Fondement du modèle politique béninois

Le modèle béninois n’a pas jailli de l’imaginaire des participants à la Conférence des Forces Vives de la Nation. Les raisons qui ont conduit au modèle actuel sont contenues dans le préambule de la Constitution du 11 Décembre 1990. Le raisonnement est en substance le suivant : « Nous devons tirer des enseignements de notre passé politique récent caractérisé par des luttes partisanes, des affrontements régionalistes et tribaux, des désordres de tous genres frisant l’anarchie et l’instabilité gouvernementale provoquée par des manœuvres politiciennes de trois ou quatre partis politiques qui se disputaient âprement le pouvoir et se partageaient la direction des tâches gouvernementales mais aussi par l’autoritarisme révolutionnaire du PRPB marxiste léniniste ».

Il est apparu alors qu’il faut un exécutif monocéphale avec un président à la fois élément d’unité et instrument d’efficacité. L’impératif d’unité  et de réconciliation nationale implique nécessairement la monopolisation du pouvoir exécutif par un seul organe, par un seul homme.
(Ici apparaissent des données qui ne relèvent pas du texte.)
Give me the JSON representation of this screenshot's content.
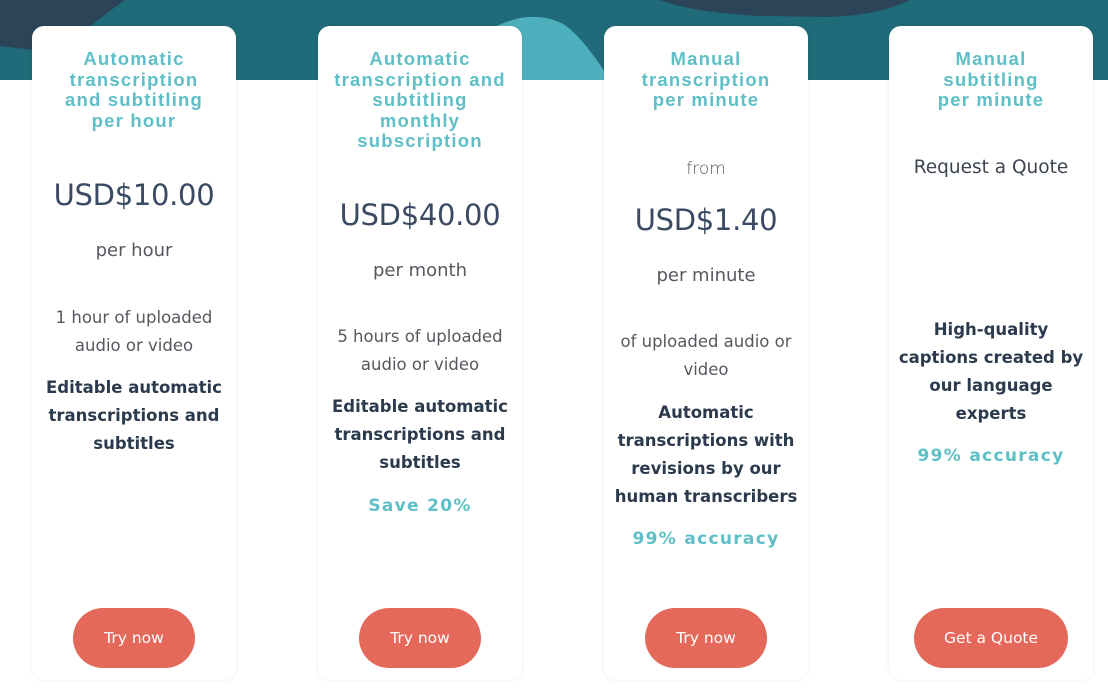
{
  "colors": {
    "hero_teal": "#1f6b79",
    "hero_navy": "#2b4458",
    "hero_light_teal": "#4fb0bd",
    "title_teal": "#5fbfc6",
    "cta_coral": "#e4695a",
    "price_navy": "#3a4a63",
    "feature_dark": "#2c3a4e"
  },
  "plans": [
    {
      "title": "Automatic\ntranscription\nand subtitling\nper hour",
      "from": "",
      "price": "USD$10.00",
      "unit": "per hour",
      "quota": "1 hour of uploaded\naudio or video",
      "feature": "Editable automatic\ntranscriptions and\nsubtitles",
      "highlight": "",
      "cta": "Try now"
    },
    {
      "title": "Automatic\ntranscription and\nsubtitling\nmonthly\nsubscription",
      "from": "",
      "price": "USD$40.00",
      "unit": "per month",
      "quota": "5 hours of uploaded\naudio or video",
      "feature": "Editable automatic\ntranscriptions and\nsubtitles",
      "highlight": "Save 20%",
      "cta": "Try now"
    },
    {
      "title": "Manual\ntranscription\nper minute",
      "from": "from",
      "price": "USD$1.40",
      "unit": "per minute",
      "quota": "of uploaded audio or\nvideo",
      "feature": "Automatic\ntranscriptions with\nrevisions by our\nhuman transcribers",
      "highlight": "99% accuracy",
      "cta": "Try now"
    },
    {
      "title": "Manual\nsubtitling\nper minute",
      "request": "Request a Quote",
      "feature": "High-quality\ncaptions created by\nour language\nexperts",
      "highlight": "99% accuracy",
      "cta": "Get a Quote"
    }
  ]
}
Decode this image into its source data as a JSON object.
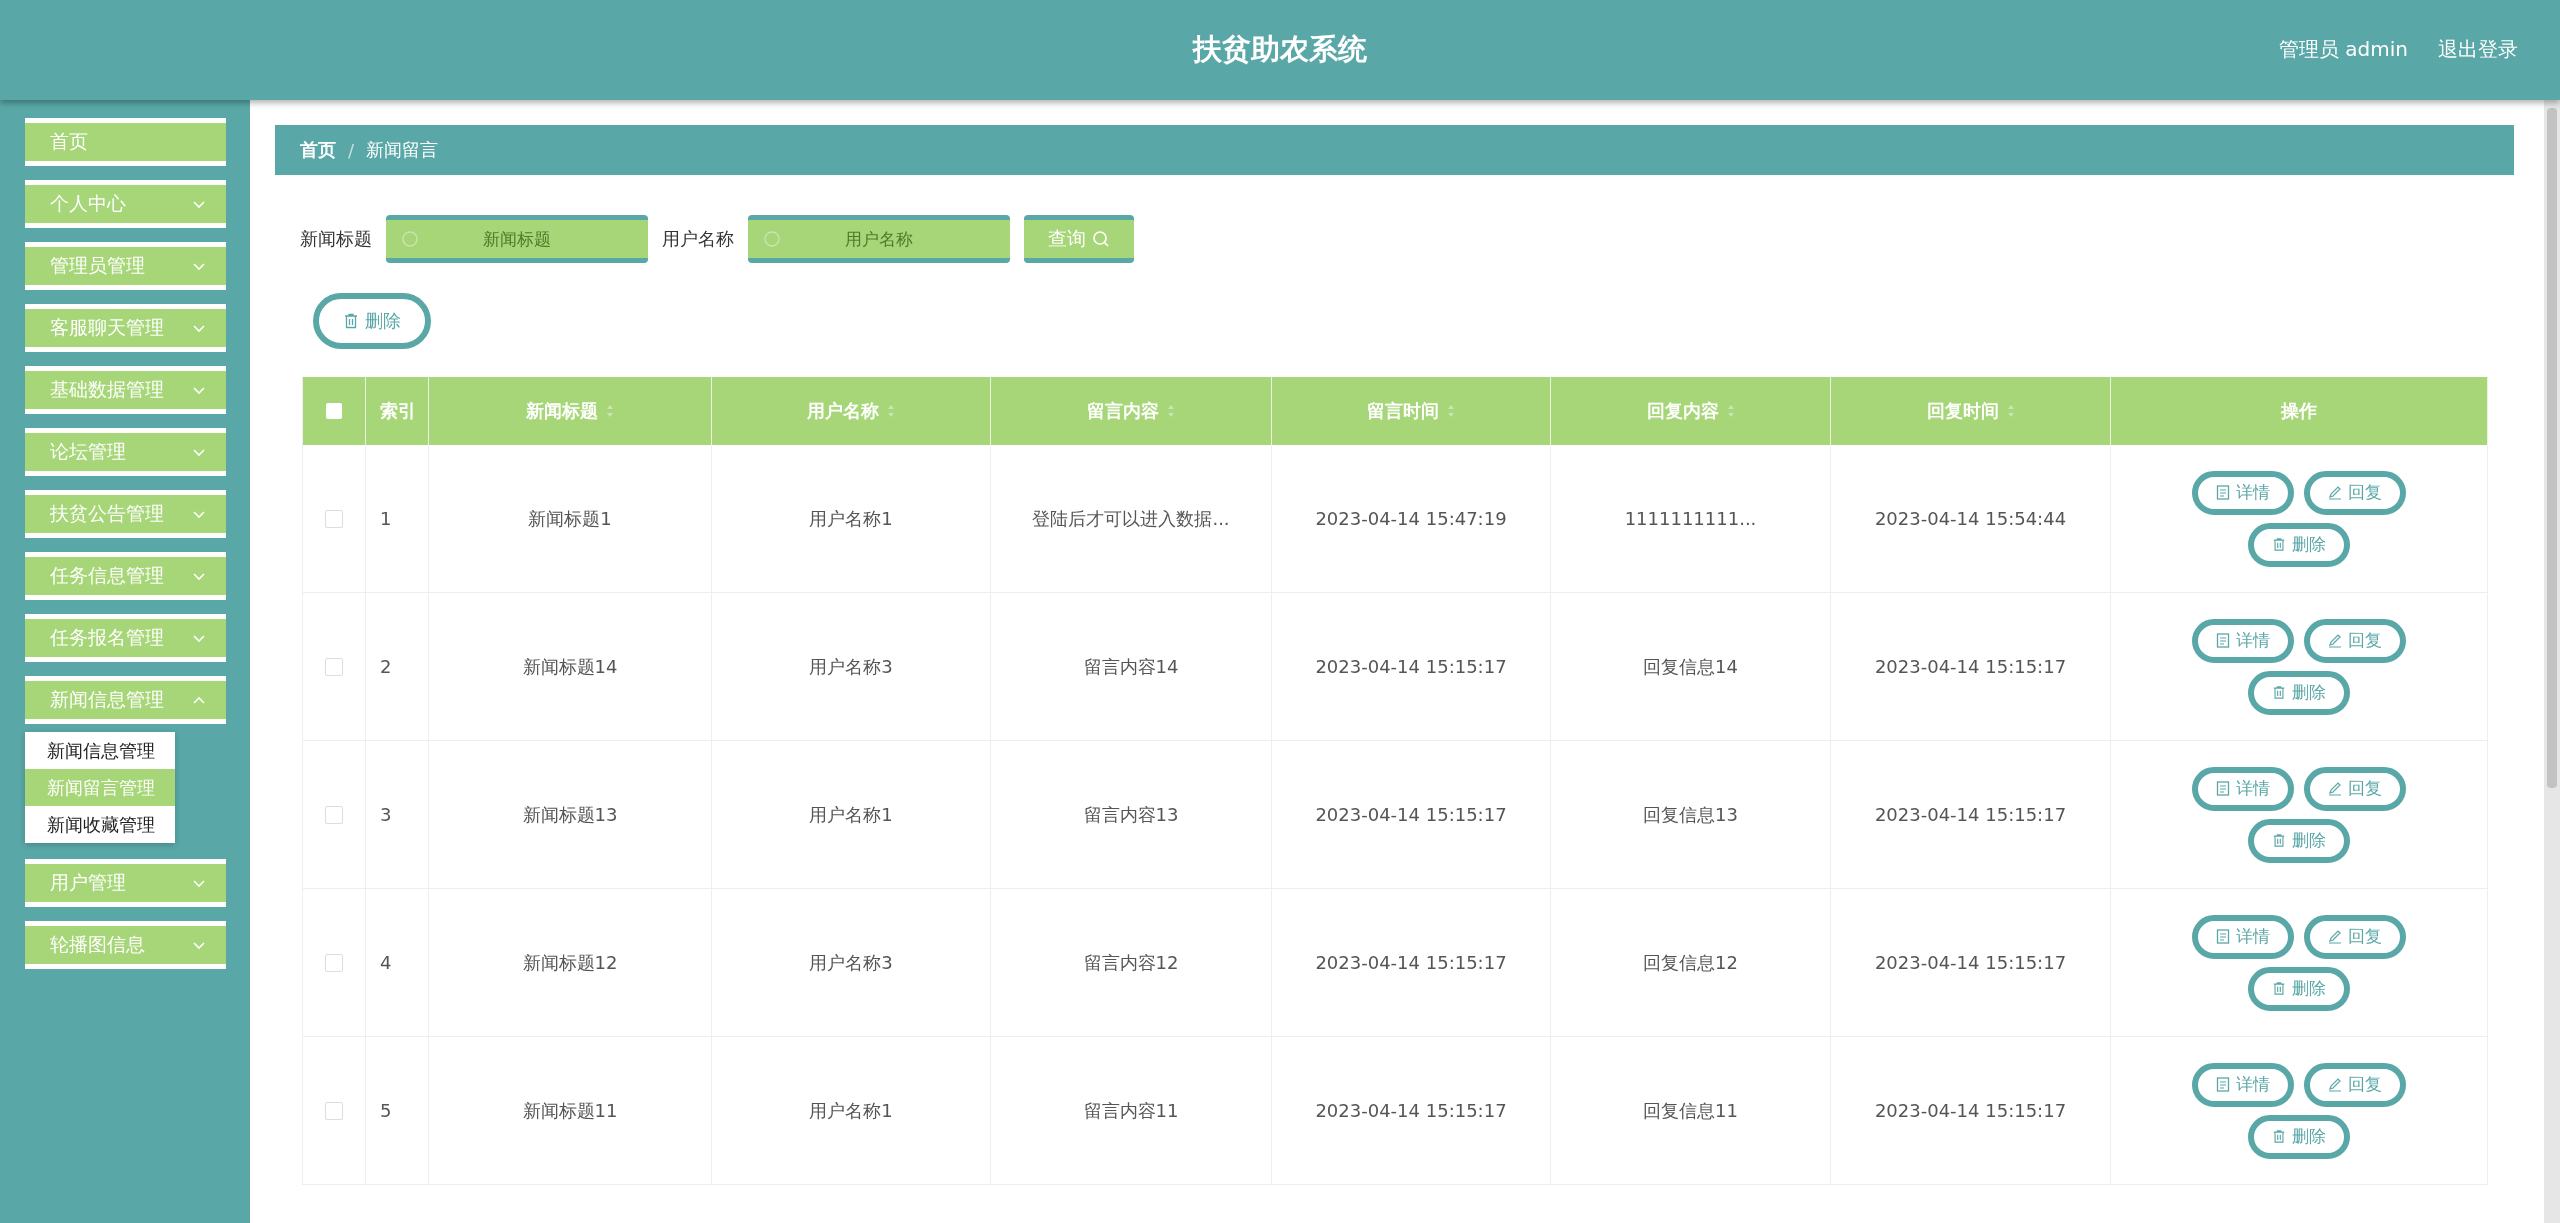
{
  "header": {
    "title": "扶贫助农系统",
    "user": "管理员 admin",
    "logout": "退出登录"
  },
  "sidebar": {
    "items": [
      {
        "label": "首页",
        "kind": "link"
      },
      {
        "label": "个人中心",
        "kind": "menu",
        "expanded": false
      },
      {
        "label": "管理员管理",
        "kind": "menu",
        "expanded": false
      },
      {
        "label": "客服聊天管理",
        "kind": "menu",
        "expanded": false
      },
      {
        "label": "基础数据管理",
        "kind": "menu",
        "expanded": false
      },
      {
        "label": "论坛管理",
        "kind": "menu",
        "expanded": false
      },
      {
        "label": "扶贫公告管理",
        "kind": "menu",
        "expanded": false
      },
      {
        "label": "任务信息管理",
        "kind": "menu",
        "expanded": false
      },
      {
        "label": "任务报名管理",
        "kind": "menu",
        "expanded": false
      },
      {
        "label": "新闻信息管理",
        "kind": "menu",
        "expanded": true,
        "children": [
          {
            "label": "新闻信息管理",
            "selected": false
          },
          {
            "label": "新闻留言管理",
            "selected": true
          },
          {
            "label": "新闻收藏管理",
            "selected": false
          }
        ]
      },
      {
        "label": "用户管理",
        "kind": "menu",
        "expanded": false
      },
      {
        "label": "轮播图信息",
        "kind": "menu",
        "expanded": false
      }
    ]
  },
  "breadcrumb": {
    "separator": "/",
    "items": [
      "首页",
      "新闻留言"
    ]
  },
  "search": {
    "fields": [
      {
        "label": "新闻标题",
        "placeholder": "新闻标题"
      },
      {
        "label": "用户名称",
        "placeholder": "用户名称"
      }
    ],
    "button": "查询"
  },
  "delete_button": "删除",
  "table": {
    "select_all_checked": false,
    "columns": [
      {
        "label": "索引",
        "sortable": false
      },
      {
        "label": "新闻标题",
        "sortable": true
      },
      {
        "label": "用户名称",
        "sortable": true
      },
      {
        "label": "留言内容",
        "sortable": true
      },
      {
        "label": "留言时间",
        "sortable": true
      },
      {
        "label": "回复内容",
        "sortable": true
      },
      {
        "label": "回复时间",
        "sortable": true
      },
      {
        "label": "操作",
        "sortable": false
      }
    ],
    "rows": [
      {
        "checked": false,
        "cells": [
          "1",
          "新闻标题1",
          "用户名称1",
          "登陆后才可以进入数据...",
          "2023-04-14 15:47:19",
          "1111111111...",
          "2023-04-14 15:54:44"
        ],
        "actions": [
          "详情",
          "回复",
          "删除"
        ]
      },
      {
        "checked": false,
        "cells": [
          "2",
          "新闻标题14",
          "用户名称3",
          "留言内容14",
          "2023-04-14 15:15:17",
          "回复信息14",
          "2023-04-14 15:15:17"
        ],
        "actions": [
          "详情",
          "回复",
          "删除"
        ]
      },
      {
        "checked": false,
        "cells": [
          "3",
          "新闻标题13",
          "用户名称1",
          "留言内容13",
          "2023-04-14 15:15:17",
          "回复信息13",
          "2023-04-14 15:15:17"
        ],
        "actions": [
          "详情",
          "回复",
          "删除"
        ]
      },
      {
        "checked": false,
        "cells": [
          "4",
          "新闻标题12",
          "用户名称3",
          "留言内容12",
          "2023-04-14 15:15:17",
          "回复信息12",
          "2023-04-14 15:15:17"
        ],
        "actions": [
          "详情",
          "回复",
          "删除"
        ]
      },
      {
        "checked": false,
        "cells": [
          "5",
          "新闻标题11",
          "用户名称1",
          "留言内容11",
          "2023-04-14 15:15:17",
          "回复信息11",
          "2023-04-14 15:15:17"
        ],
        "actions": [
          "详情",
          "回复",
          "删除"
        ]
      }
    ]
  }
}
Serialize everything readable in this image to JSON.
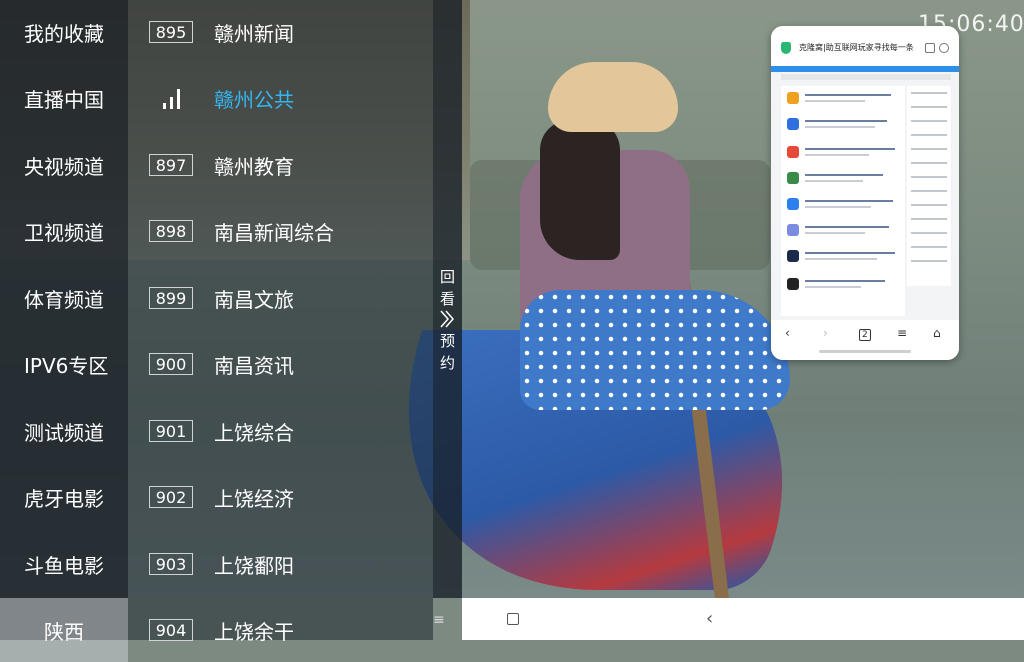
{
  "clock": "15:06:40",
  "categories": [
    {
      "label": "我的收藏",
      "active": false
    },
    {
      "label": "直播中国",
      "active": false
    },
    {
      "label": "央视频道",
      "active": false
    },
    {
      "label": "卫视频道",
      "active": false
    },
    {
      "label": "体育频道",
      "active": false
    },
    {
      "label": "IPV6专区",
      "active": false
    },
    {
      "label": "测试频道",
      "active": false
    },
    {
      "label": "虎牙电影",
      "active": false
    },
    {
      "label": "斗鱼电影",
      "active": false
    },
    {
      "label": "陕西",
      "active": true
    }
  ],
  "channels": [
    {
      "number": "895",
      "name": "赣州新闻",
      "playing": false
    },
    {
      "number": "",
      "name": "赣州公共",
      "playing": true
    },
    {
      "number": "897",
      "name": "赣州教育",
      "playing": false
    },
    {
      "number": "898",
      "name": "南昌新闻综合",
      "playing": false
    },
    {
      "number": "899",
      "name": "南昌文旅",
      "playing": false
    },
    {
      "number": "900",
      "name": "南昌资讯",
      "playing": false
    },
    {
      "number": "901",
      "name": "上饶综合",
      "playing": false
    },
    {
      "number": "902",
      "name": "上饶经济",
      "playing": false
    },
    {
      "number": "903",
      "name": "上饶鄱阳",
      "playing": false
    },
    {
      "number": "904",
      "name": "上饶余干",
      "playing": false
    }
  ],
  "side_strip": {
    "line1": "回",
    "line2": "看",
    "line3": "预",
    "line4": "约"
  },
  "menu_glyph": "≡",
  "floating_window": {
    "title": "克隆窝|助互联网玩家寻找每一条",
    "tab_count": "2"
  },
  "colors": {
    "active_channel": "#35b6f0",
    "highlight_row": "#c8cdd2"
  }
}
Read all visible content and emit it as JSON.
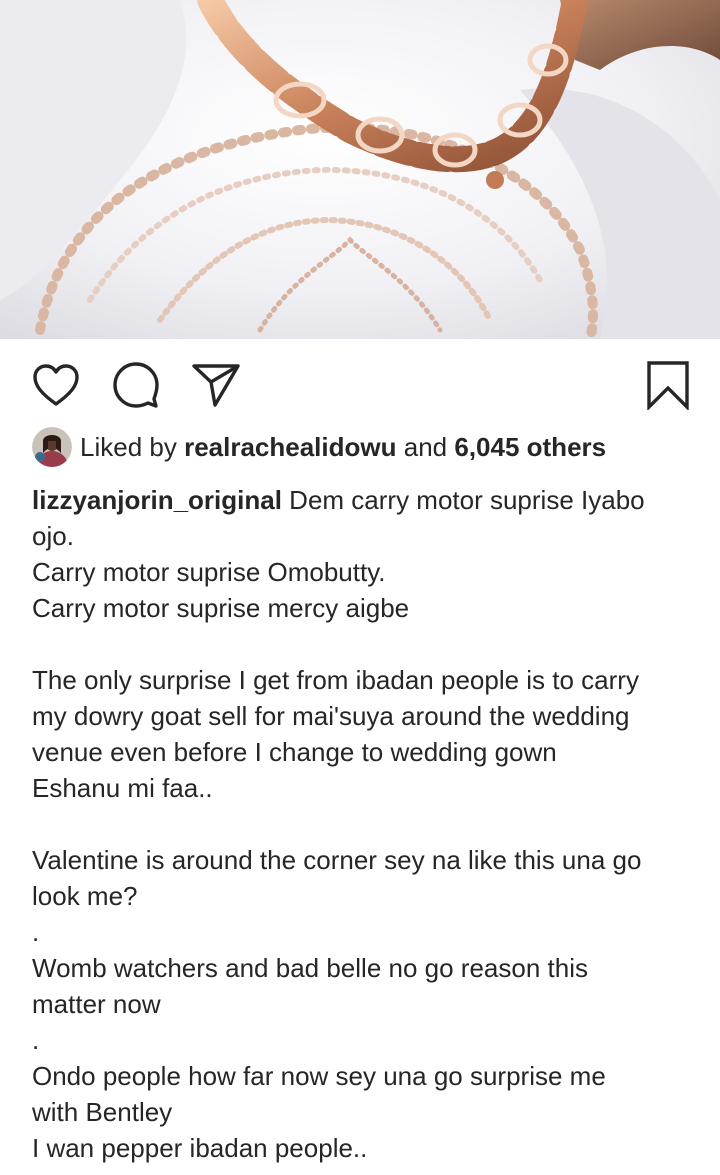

Le régime présidentiel, dans la mesure où il postule un exécutif monocéphale, apparaît d’abord comme un remède préventif à la déconfiture de l’appareil gouvernemental,  au pouvoir d’état et au coup d’état qui pourrait en résulter comme dans les années soixante de l’alliance et de la connivence des partis et des syndicats.

Sur le plan pré-constitutionnel, la Conférence des Forces Vives de la Nation a été un grand moment de l’historicité du processus d’institutionnalisation des pouvoirs publics sous l’étendard du Renouveau Démocratique.

Les grandes orientations politiques et les options fondamentales dégagées par la Conférence Nationale sont les principes fondateurs de la nouvelle et de l’actuelle société démocratique béninoise. Ces options constituent le pacte républicain fondateur du lien social et ont donné naissance au régime présidentiel actuel dans des circonstances qu’il importe de rappeler.

En effet, à l’instar des révolutionnaires français de 1789 qui ont proclamé leur souveraineté pour déposer le tiers Etat, la déclaration sur les objectifs et les compétences de la Conférence des Forces Vives de la Nation avait posé et affirmé la souveraineté de la conférence et sa suprématie sur les institutions de l’Etat ainsi que le caractère immédiatement exécutoire de ses décisions en recommandant l’élaboration d’une nouvelle Constitution.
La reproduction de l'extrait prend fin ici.